You do not often see this combination of people assembled in one space: It includes individuals who work for universities and non-for-profit organizations, for mining companies and hospitals, for governments and small businesses. If you were to imagine it, you might expect this to be an uneasy assembly; starkly different backgrounds and interests can make it hard to find things to talk about.

But when this group convened in Ottawa around big round tables on a sunny Tuesday morning in May, there was nothing uncomfortable about it: Everyone was here to talk about the same thing.

Sustainability for Leaders is a unique training course and dialogue forum. It draws together sustainability champions who are working within their fields to enable bold and strategic steps toward a sustainable future. It gives participants a confident command of The Natural Step's model and tools for sustainability thinking, strategy, and results. And it creates a dynamic space for creative conversations to happen.

Of course, the innovative step here is not to offer a great training course, nor is it to create a safe and constructive forum for dialogue. What makes the course unique is its deliberate breadth of participation. Rather than drawing exclusively from, say, the NGO sector or small businesses--that is to say, drawing from within established networks--TNS casts a wide net and brings in participants from networks that do not often interact.
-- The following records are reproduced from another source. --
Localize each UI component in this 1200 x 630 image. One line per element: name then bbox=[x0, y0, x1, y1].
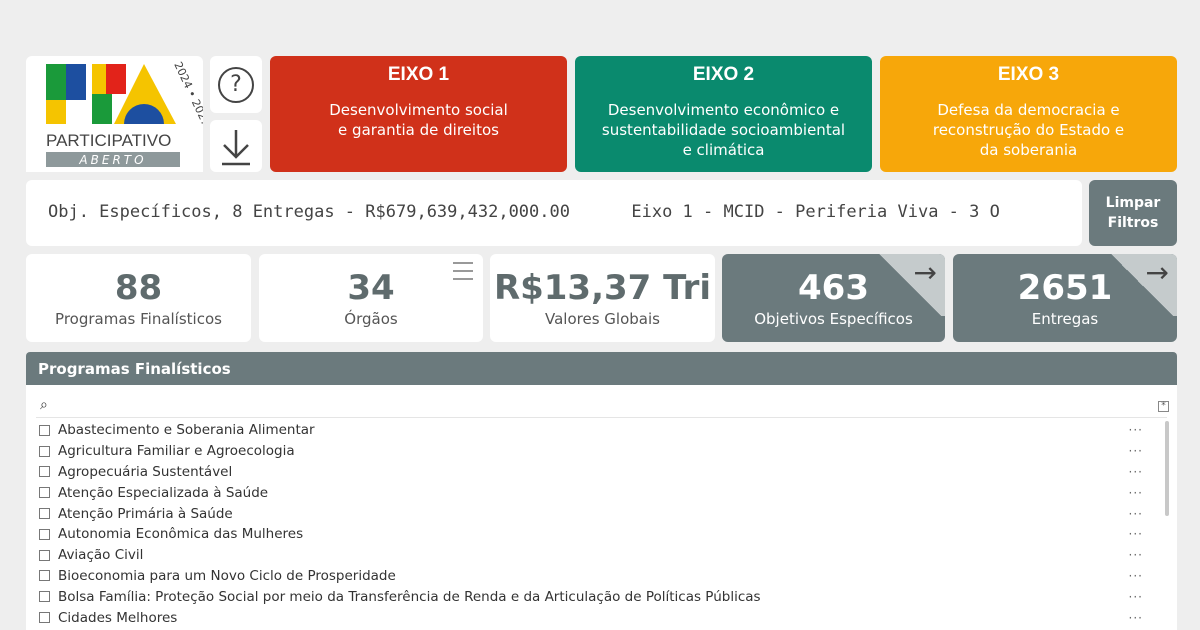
ppa-logo: 2024 • 2027 PARTICIPATIVO ABERTO bbox=[26, 60, 212, 172]
kpi-orgaos: 34 Órgãos bbox=[259, 254, 483, 342]
checkbox[interactable] bbox=[39, 528, 50, 540]
item-label: Agropecuária Sustentável bbox=[58, 463, 233, 480]
item-label: Bioeconomia para um Novo Ciclo de Prospe… bbox=[58, 567, 396, 584]
checkbox[interactable] bbox=[39, 424, 50, 436]
more-options-icon[interactable]: ··· bbox=[1128, 506, 1143, 521]
question-circle-icon: ? bbox=[218, 66, 254, 103]
checkbox[interactable] bbox=[39, 508, 50, 520]
kpi-value: R$13,37 Tri bbox=[493, 268, 712, 308]
list-item[interactable]: Bolsa Família: Proteção Social por meio … bbox=[26, 586, 1177, 607]
item-label: Atenção Especializada à Saúde bbox=[58, 484, 269, 501]
help-button[interactable]: ? bbox=[210, 56, 262, 113]
menu-icon[interactable] bbox=[453, 262, 473, 280]
kpi-label: Valores Globais bbox=[545, 310, 660, 328]
checkbox[interactable] bbox=[39, 570, 50, 582]
kpi-valores: R$13,37 Tri Valores Globais bbox=[490, 254, 715, 342]
kpi-label: Entregas bbox=[1031, 310, 1099, 328]
item-label: Aviação Civil bbox=[58, 547, 144, 564]
eixo-2-card[interactable]: EIXO 2 Desenvolvimento econômico e susten… bbox=[575, 56, 872, 172]
checkbox[interactable] bbox=[39, 549, 50, 561]
eixo-title: EIXO 3 bbox=[997, 64, 1060, 85]
eixo-desc: Desenvolvimento econômico e sustentabili… bbox=[601, 101, 846, 159]
panel-title: Programas Finalísticos bbox=[26, 352, 1177, 385]
more-options-icon[interactable]: ··· bbox=[1128, 444, 1143, 459]
logo-years: 2024 • 2027 bbox=[171, 60, 203, 128]
scrollbar[interactable] bbox=[1165, 421, 1169, 516]
list-item[interactable]: Cidades Melhores ··· bbox=[26, 607, 1177, 628]
checkbox[interactable] bbox=[39, 466, 50, 478]
kpi-programas: 88 Programas Finalísticos bbox=[26, 254, 251, 342]
eixo-desc: Defesa da democracia e reconstrução do E… bbox=[932, 101, 1125, 159]
item-label: Atenção Primária à Saúde bbox=[58, 505, 233, 522]
download-button[interactable] bbox=[210, 120, 262, 172]
kpi-value: 463 bbox=[798, 268, 869, 308]
search-icon[interactable]: ⌕ bbox=[40, 397, 48, 413]
list-item[interactable]: Agricultura Familiar e Agroecologia ··· bbox=[26, 441, 1177, 462]
kpi-label: Órgãos bbox=[344, 310, 398, 328]
eixo-desc: Desenvolvimento social e garantia de dir… bbox=[329, 101, 508, 139]
more-options-icon[interactable]: ··· bbox=[1128, 464, 1143, 479]
more-options-icon[interactable]: ··· bbox=[1128, 568, 1143, 583]
item-label: Abastecimento e Soberania Alimentar bbox=[58, 422, 315, 439]
more-options-icon[interactable]: ··· bbox=[1128, 527, 1143, 542]
eixo-title: EIXO 2 bbox=[692, 64, 755, 85]
eixo-3-card[interactable]: EIXO 3 Defesa da democracia e reconstruçã… bbox=[880, 56, 1177, 172]
ticker: Obj. Específicos, 8 Entregas - R$679,639… bbox=[26, 180, 1082, 246]
logo-text: PARTICIPATIVO bbox=[46, 131, 171, 150]
kpi-entregas-button[interactable]: → 2651 Entregas bbox=[953, 254, 1177, 342]
kpi-objetivos-button[interactable]: → 463 Objetivos Específicos bbox=[722, 254, 945, 342]
more-options-icon[interactable]: ··· bbox=[1128, 423, 1143, 438]
kpi-value: 88 bbox=[114, 268, 163, 308]
kpi-value: 2651 bbox=[1017, 268, 1113, 308]
list-item[interactable]: Aviação Civil ··· bbox=[26, 545, 1177, 566]
kpi-label: Programas Finalísticos bbox=[55, 310, 222, 328]
list-item[interactable]: Atenção Especializada à Saúde ··· bbox=[26, 482, 1177, 503]
item-label: Autonomia Econômica das Mulheres bbox=[58, 526, 304, 543]
item-label: Agricultura Familiar e Agroecologia bbox=[58, 443, 295, 460]
checkbox[interactable] bbox=[39, 487, 50, 499]
checkbox[interactable] bbox=[39, 612, 50, 624]
more-options-icon[interactable]: ··· bbox=[1128, 485, 1143, 500]
kpi-label: Objetivos Específicos bbox=[754, 310, 913, 328]
select-all-icon[interactable]: * bbox=[1158, 401, 1169, 412]
more-options-icon[interactable]: ··· bbox=[1128, 589, 1143, 604]
eixo-title: EIXO 1 bbox=[387, 64, 450, 85]
list-item[interactable]: Abastecimento e Soberania Alimentar ··· bbox=[26, 420, 1177, 441]
clear-filters-button[interactable]: Limpar Filtros bbox=[1089, 180, 1177, 246]
more-options-icon[interactable]: ··· bbox=[1128, 610, 1143, 625]
kpi-value: 34 bbox=[347, 268, 395, 308]
list-item[interactable]: Bioeconomia para um Novo Ciclo de Prospe… bbox=[26, 566, 1177, 587]
ticker-text: Obj. Específicos, 8 Entregas - R$679,639… bbox=[48, 202, 1000, 222]
programas-slicer: ⌕ * Abastecimento e Soberania Alimentar ·… bbox=[26, 385, 1177, 630]
logo-sub: ABERTO bbox=[78, 153, 146, 167]
list-item[interactable]: Atenção Primária à Saúde ··· bbox=[26, 503, 1177, 524]
checkbox[interactable] bbox=[39, 591, 50, 603]
list-item[interactable]: Agropecuária Sustentável ··· bbox=[26, 462, 1177, 483]
item-label: Cidades Melhores bbox=[58, 609, 178, 626]
checkbox[interactable] bbox=[39, 445, 50, 457]
eixo-1-card[interactable]: EIXO 1 Desenvolvimento social e garantia … bbox=[270, 56, 567, 172]
more-options-icon[interactable]: ··· bbox=[1128, 548, 1143, 563]
download-icon bbox=[222, 130, 250, 166]
arrow-right-icon: → bbox=[1145, 256, 1169, 289]
logo-card: 2024 • 2027 PARTICIPATIVO ABERTO bbox=[26, 56, 212, 172]
list-item[interactable]: Autonomia Econômica das Mulheres ··· bbox=[26, 524, 1177, 545]
item-label: Bolsa Família: Proteção Social por meio … bbox=[58, 588, 761, 605]
arrow-right-icon: → bbox=[913, 256, 937, 289]
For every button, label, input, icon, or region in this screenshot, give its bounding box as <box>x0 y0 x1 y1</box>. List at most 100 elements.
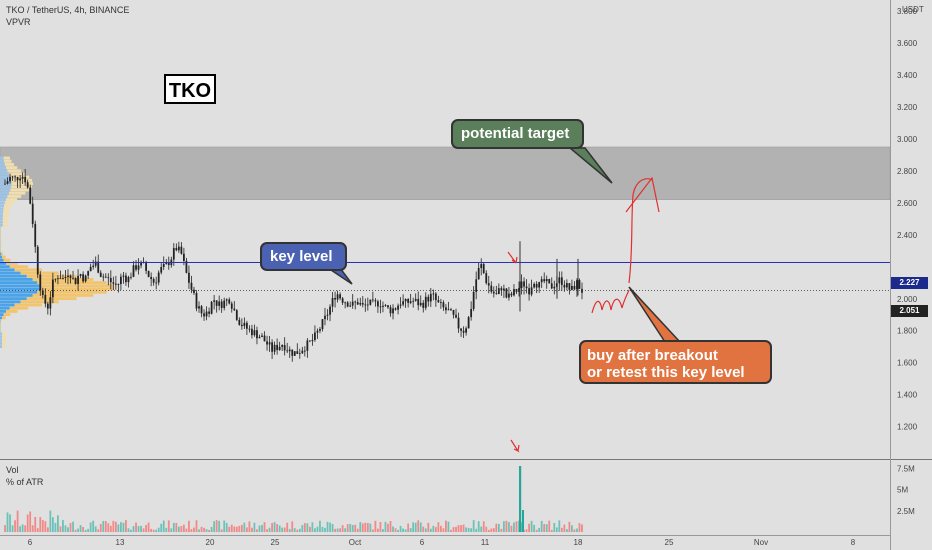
profile-bar-up <box>0 185 12 189</box>
candle <box>560 271 563 291</box>
candle <box>349 301 352 308</box>
volume-bar <box>49 510 52 532</box>
candle-body <box>490 285 493 292</box>
profile-bar-up <box>0 297 27 301</box>
candle <box>364 298 367 312</box>
candle-body <box>422 302 425 308</box>
profile-bar-up <box>0 223 3 227</box>
candle <box>67 269 69 285</box>
candle-body <box>450 309 452 311</box>
candle <box>99 270 102 278</box>
price-tick-label: 3.000 <box>897 135 918 144</box>
candle-body <box>74 277 77 284</box>
candle-body <box>175 248 178 251</box>
candle <box>11 175 14 181</box>
volume-bar <box>533 524 536 532</box>
volume-bar <box>384 521 387 532</box>
volume-bar <box>576 528 578 532</box>
volume-bar <box>452 527 455 532</box>
profile-bar-up <box>0 169 8 173</box>
volume-bar <box>4 525 6 532</box>
price-axis-ticks: 3.800 3.600 3.400 3.200 3.000 2.800 2.600 2.400… <box>897 7 918 431</box>
candle <box>6 177 9 185</box>
candle-body <box>366 304 369 306</box>
volume-bar <box>256 529 258 532</box>
candle-body <box>145 262 148 271</box>
candle <box>223 297 226 311</box>
price-tick-label: 3.200 <box>897 103 918 112</box>
volume-bar <box>467 527 470 532</box>
candle <box>553 280 556 295</box>
price-tick-label: 1.800 <box>897 327 918 336</box>
candle <box>402 294 405 307</box>
profile-bar-up <box>0 172 9 176</box>
volume-bar <box>268 527 271 532</box>
candle-body <box>407 298 410 303</box>
candle <box>205 306 208 321</box>
volume-pane-bg <box>0 460 890 535</box>
volume-bar <box>205 529 208 532</box>
candle <box>467 315 470 329</box>
profile-bar-down <box>4 162 14 166</box>
profile-bar-up <box>0 210 4 214</box>
candle <box>46 301 49 315</box>
candle <box>359 297 362 307</box>
candle <box>150 272 153 287</box>
candle <box>346 301 349 308</box>
candle-body <box>190 282 193 290</box>
volume-bar <box>77 528 79 532</box>
profile-bar-up <box>0 233 1 237</box>
candle <box>177 241 180 253</box>
volume-bar <box>581 524 583 532</box>
profile-bar-up <box>0 217 3 221</box>
candle <box>331 291 334 313</box>
candle-body <box>502 288 505 291</box>
volume-bar <box>525 529 528 532</box>
profile-bar-up <box>0 268 15 272</box>
volume-tick-label: 5M <box>897 486 908 495</box>
candle-body <box>326 314 329 316</box>
candle-body <box>127 277 130 283</box>
buy-callout-line1: buy after breakout <box>587 347 718 364</box>
candle <box>208 307 210 318</box>
key-level-price-tag: 2.227 <box>891 277 928 289</box>
volume-bar <box>72 521 74 532</box>
profile-bar-down <box>20 300 59 304</box>
candle-body <box>508 293 510 298</box>
profile-bar-down <box>14 303 42 307</box>
profile-bar-down <box>11 185 33 189</box>
candle-body <box>568 283 571 290</box>
candle-body <box>399 304 402 306</box>
candle <box>432 289 435 301</box>
volume-bar <box>155 529 158 532</box>
candle <box>180 242 183 255</box>
candle-body <box>125 275 127 283</box>
volume-bar <box>69 523 72 532</box>
ticker-logo-box: TKO <box>164 74 216 104</box>
price-tick-label: 1.200 <box>897 423 918 432</box>
candle-body <box>409 301 412 303</box>
time-tick-label: 25 <box>665 538 674 547</box>
candle-body <box>296 351 299 354</box>
candle-body <box>24 176 27 183</box>
candle-body <box>203 313 205 317</box>
volume-bar <box>402 528 405 532</box>
volume-bar <box>74 529 77 532</box>
candle <box>26 179 29 189</box>
candles <box>4 168 583 362</box>
volume-bar <box>482 521 485 532</box>
potential-target-callout: potential target <box>451 119 584 149</box>
volume-bar <box>399 525 402 532</box>
volume-bar <box>125 520 127 532</box>
candle-body <box>233 308 236 311</box>
candle <box>135 260 137 272</box>
volume-bar <box>407 523 410 532</box>
volume-bar <box>11 525 14 532</box>
candle-body <box>238 319 241 325</box>
candle <box>147 270 150 278</box>
volume-bar <box>29 511 32 532</box>
candle <box>230 301 233 313</box>
volume-bar <box>26 514 29 532</box>
volume-bar <box>104 521 107 532</box>
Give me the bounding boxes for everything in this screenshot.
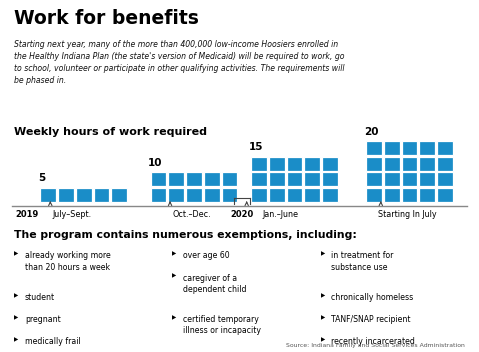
- Text: The program contains numerous exemptions, including:: The program contains numerous exemptions…: [14, 230, 357, 239]
- Text: ▶: ▶: [321, 337, 325, 342]
- Text: ▶: ▶: [14, 337, 19, 342]
- Bar: [366, 141, 382, 155]
- Text: Weekly hours of work required: Weekly hours of work required: [14, 127, 207, 137]
- Text: Starting In July: Starting In July: [378, 210, 437, 219]
- Bar: [269, 157, 285, 171]
- Bar: [286, 172, 303, 186]
- Bar: [269, 172, 285, 186]
- Bar: [40, 188, 56, 202]
- Bar: [366, 172, 382, 186]
- Bar: [401, 141, 417, 155]
- Text: certified temporary
illness or incapacity: certified temporary illness or incapacit…: [183, 315, 261, 335]
- Text: 5: 5: [38, 174, 46, 183]
- Text: ▶: ▶: [172, 274, 177, 278]
- Text: ▶: ▶: [14, 315, 19, 320]
- Text: Source: Indiana Family and Social Services Administration: Source: Indiana Family and Social Servic…: [286, 343, 465, 348]
- Text: ▶: ▶: [321, 315, 325, 320]
- Bar: [186, 188, 202, 202]
- Text: student: student: [25, 293, 55, 302]
- Bar: [269, 188, 285, 202]
- Bar: [419, 188, 435, 202]
- Bar: [251, 157, 267, 171]
- Bar: [322, 157, 338, 171]
- Text: 20: 20: [364, 127, 378, 137]
- Text: Work for benefits: Work for benefits: [14, 9, 199, 28]
- Text: 15: 15: [249, 143, 263, 152]
- Bar: [204, 172, 219, 186]
- Bar: [419, 172, 435, 186]
- Bar: [251, 188, 267, 202]
- Bar: [169, 172, 184, 186]
- Text: pregnant: pregnant: [25, 315, 61, 324]
- Bar: [322, 188, 338, 202]
- Text: in treatment for
substance use: in treatment for substance use: [331, 251, 394, 272]
- Bar: [437, 141, 453, 155]
- Text: 2020: 2020: [230, 210, 253, 219]
- Text: Starting next year, many of the more than 400,000 low-income Hoosiers enrolled i: Starting next year, many of the more tha…: [14, 40, 345, 85]
- Text: over age 60: over age 60: [183, 251, 229, 260]
- Bar: [76, 188, 91, 202]
- Text: ▶: ▶: [14, 251, 19, 256]
- Text: 2019: 2019: [15, 210, 39, 219]
- Text: caregiver of a
dependent child: caregiver of a dependent child: [183, 274, 247, 294]
- Bar: [401, 157, 417, 171]
- Bar: [150, 188, 167, 202]
- Bar: [419, 141, 435, 155]
- Bar: [186, 172, 202, 186]
- Bar: [437, 188, 453, 202]
- Text: Oct.–Dec.: Oct.–Dec.: [172, 210, 211, 219]
- Bar: [286, 188, 303, 202]
- Bar: [419, 157, 435, 171]
- Text: 10: 10: [148, 158, 163, 168]
- Bar: [305, 188, 320, 202]
- Bar: [305, 172, 320, 186]
- Text: ▶: ▶: [172, 315, 177, 320]
- Bar: [437, 172, 453, 186]
- Bar: [384, 141, 399, 155]
- Bar: [221, 172, 238, 186]
- Bar: [384, 188, 399, 202]
- Bar: [437, 157, 453, 171]
- Bar: [305, 157, 320, 171]
- Bar: [286, 157, 303, 171]
- Bar: [401, 172, 417, 186]
- Text: medically frail: medically frail: [25, 337, 80, 346]
- Bar: [322, 172, 338, 186]
- Text: TANF/SNAP recipient: TANF/SNAP recipient: [331, 315, 411, 324]
- Text: ▶: ▶: [321, 251, 325, 256]
- Bar: [169, 188, 184, 202]
- Bar: [384, 172, 399, 186]
- Bar: [401, 188, 417, 202]
- Bar: [366, 188, 382, 202]
- Bar: [111, 188, 127, 202]
- Text: recently incarcerated: recently incarcerated: [331, 337, 415, 346]
- Bar: [384, 157, 399, 171]
- Text: ▶: ▶: [14, 293, 19, 298]
- Bar: [251, 172, 267, 186]
- Text: July–Sept.: July–Sept.: [53, 210, 92, 219]
- Text: Jan.–June: Jan.–June: [262, 210, 298, 219]
- Text: chronically homeless: chronically homeless: [331, 293, 414, 302]
- Text: ▶: ▶: [172, 251, 177, 256]
- Bar: [204, 188, 219, 202]
- Bar: [58, 188, 74, 202]
- Bar: [366, 157, 382, 171]
- Bar: [150, 172, 167, 186]
- Text: already working more
than 20 hours a week: already working more than 20 hours a wee…: [25, 251, 111, 272]
- Text: ▶: ▶: [321, 293, 325, 298]
- Bar: [221, 188, 238, 202]
- Bar: [94, 188, 109, 202]
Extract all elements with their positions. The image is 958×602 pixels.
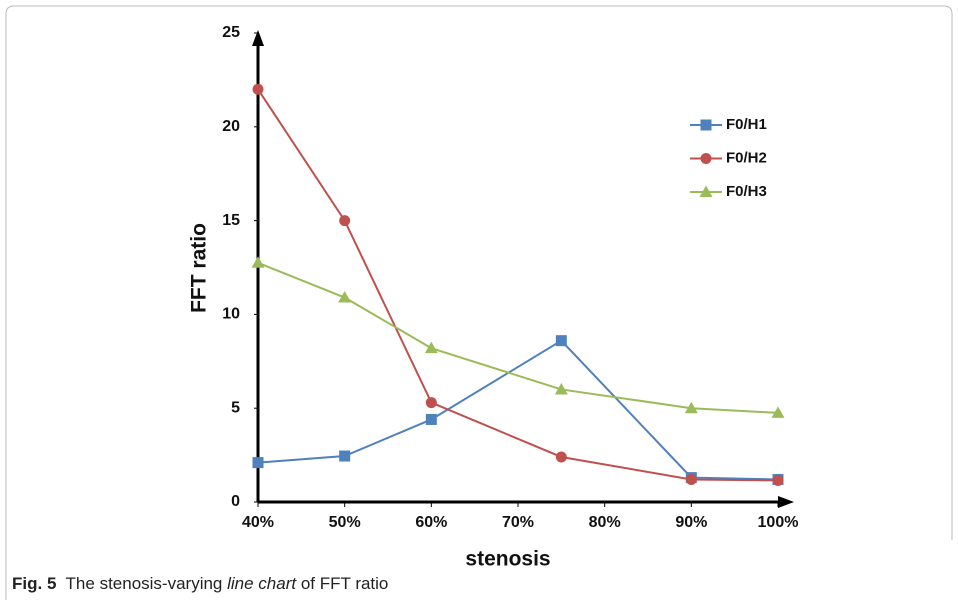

What this leads to are scenes like this one: An ecology activist, an oil company representative, a university administrator, and a doctor sit around a large table meticulously working through a set of strategic sustainability goals they are crafting for an imaginary mountain resort. It's part of an exercise. The diversity of their backgrounds becomes clear as they work through questions like: How can the resort most effectively move toward energy efficiency? How will we get buy-in from the managers? What would we include in a green-purchasing policy? The conversation is lively and not without difference in opinion, but the participants are clearly energized, perhaps even forgetting for brief moments that they do not actually work for "Paradise Mountain Resort."

As the group works through these exercises there is no doubt that they are honing skills and deepening understanding. But many also express a shift in attitude, and perhaps this is the most interesting thing: for many, the opportunity to engage in this kind of dialogue sparks new interest in cross-sector collaboration. The simple act of conversation among unlikely collaborators seems to open up new doors and seed new ideas.

A microcosm of cross-sector dialogue, a forum like Sustainability for Leaders offers a hopeful image of what a sustainable future could look like. And with the help of a growing community of global sustainability champions, we might even get there.